Never silently fan out hundreds of children — surface the cost first and let the
user say go.
## Pitfalls
- **Writing `delegate_task` inside an `execute_code` script.** It's not in
`SANDBOX_ALLOWED_TOOLS`; the import/stub won't exist. Layer A is deterministic
tools only. Fan out LLM judgment from the parent turn, not from inside a script.
- **Promising background/resumable from `delegate_task`.** It's synchronous and
turn-scoped. Durable = kanban swarm.
- **Trusting `summary` fields for content.** Route structured output to files
(Pattern 2 in delegate-task-output-patterns).

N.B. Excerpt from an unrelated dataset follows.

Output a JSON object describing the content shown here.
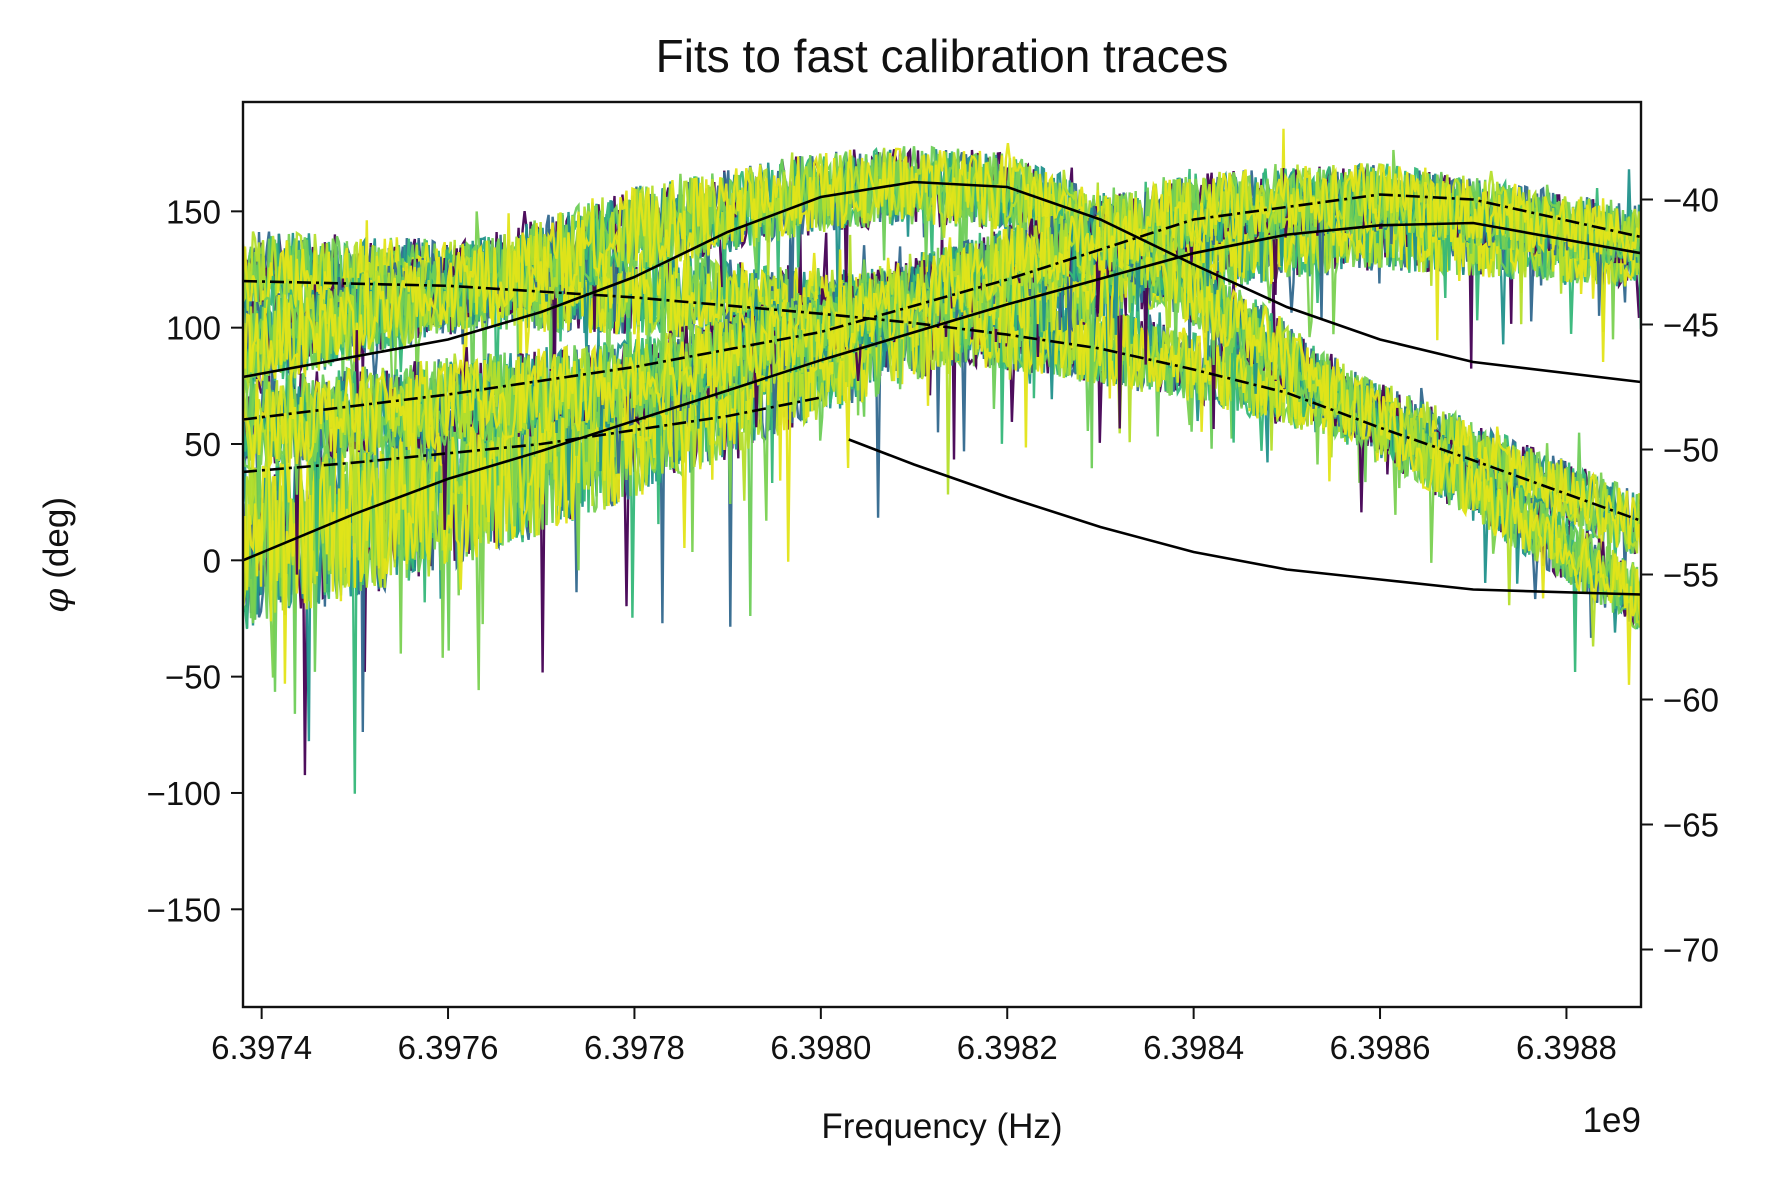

- **Non-atomic claims in the verify recipe.** Unfalsifiable claims survive
refutation by default and pollute the output. Force located, specific claims.
- **Same framing in all "independent" attempts.** They collapse to one answer and
the cross-check is worthless. Vary the angle in each child's context.
- **Fanning out a serial task.** If unit B needs unit A's output, parallelism
produces wrong/empty results. Re-check independence before fanning out.
## Verification before you call it done
- Did the deterministic pre-pass actually run, and does the manifest line-count
match the expected unit count? (`wc -l /tmp/wf_<name>/manifest.jsonl`)
- Did every fan-out child write its output file? (`ls /tmp/wf_<name>/out_*.csv`) —
remember stalled children often completed anyway (Pattern 6).
- For the verify recipe: can you point to the refuter counter-evidence for every
DROPPED claim, and confirm every SURFACED claim went through refutation?
- Did you report token cost on the scoped run before offering full scale?